- Theatrical release poster
- Directed by: Alexandre Astruc
- Written by: Alexandre Astruc Claude Brulé Françoise Sagan
- Produced by: Edmond Ténoudji
- Cinematography: Marcel Grignon
- Edited by: Ghislaine Desjonquères Denise de Casabianca
- Music by: Richard Cornu Jean-Sébastien Bach
- Production companies: Les Films Marceau Cocinor
- Distributed by: Marceau-Cocinor
- Release date: 14 April 1961;
- Running time: 95 minutes
- Country: France
- Language: French

= La Proie pour l'ombre =

La Proie pour l'ombre is a 1961 French drama film directed by Alexandre Astruc, starring Annie Girardot, Daniel Gélin and Christian Marquand. It is known in English as Shadow of Adultery. The original screenplay was written by Astruc, Claude Brulé and Françoise Sagan.
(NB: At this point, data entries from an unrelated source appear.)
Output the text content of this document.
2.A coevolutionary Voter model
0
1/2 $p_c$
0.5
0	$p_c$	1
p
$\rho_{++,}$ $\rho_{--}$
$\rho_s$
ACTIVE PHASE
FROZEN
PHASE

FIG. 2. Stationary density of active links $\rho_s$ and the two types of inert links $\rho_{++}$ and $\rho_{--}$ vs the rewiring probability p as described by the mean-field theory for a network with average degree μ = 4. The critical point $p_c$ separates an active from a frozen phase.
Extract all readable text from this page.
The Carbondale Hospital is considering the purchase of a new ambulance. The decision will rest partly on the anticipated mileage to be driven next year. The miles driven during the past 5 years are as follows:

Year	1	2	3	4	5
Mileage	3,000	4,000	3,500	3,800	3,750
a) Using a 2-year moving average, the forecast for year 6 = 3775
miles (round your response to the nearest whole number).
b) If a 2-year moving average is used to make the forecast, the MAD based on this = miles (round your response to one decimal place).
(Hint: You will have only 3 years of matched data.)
The film was released on 14 April 1961. It had 620,504 admissions in France.

==Plot==
The movie centers on the story of a woman who runs an art gallery and leaves her husband for another man, whom she eventually also becomes dependent on and leaves; the title is from the French expression lâcher la proie pour l’ombre, which literally means “to let go of the prey for the shadow”, referring to Aesop's fable The Dog and Its Reflection.

==Cast==
- Annie Girardot as Anna Kraemmer
- Christian Marquand as Bruno
- Daniel Gélin as Eric Kraemmer
- Michèle Girardon as Anita
- Michèle Gerbier as Claudine
- Anne Caprile as Luce
- Christiane Barry as Madame Interlenghi
- Corrado Guarducci as Edoardo Interlengh

==Themes==
Alexandre Astruc described the main character as "a woman who feels in herself a very real need for freedom that is as much moral as social so that she sets about matching a man's work; but at the same time, because she is a woman, she feels the need to be passive, dominated, submissive."

==Production==
The film was produced by Les Films Marceau in collaboration with Cocinor - Comptoir Cinématographique du Nord. It was shot from 20 July to 31 August 1960.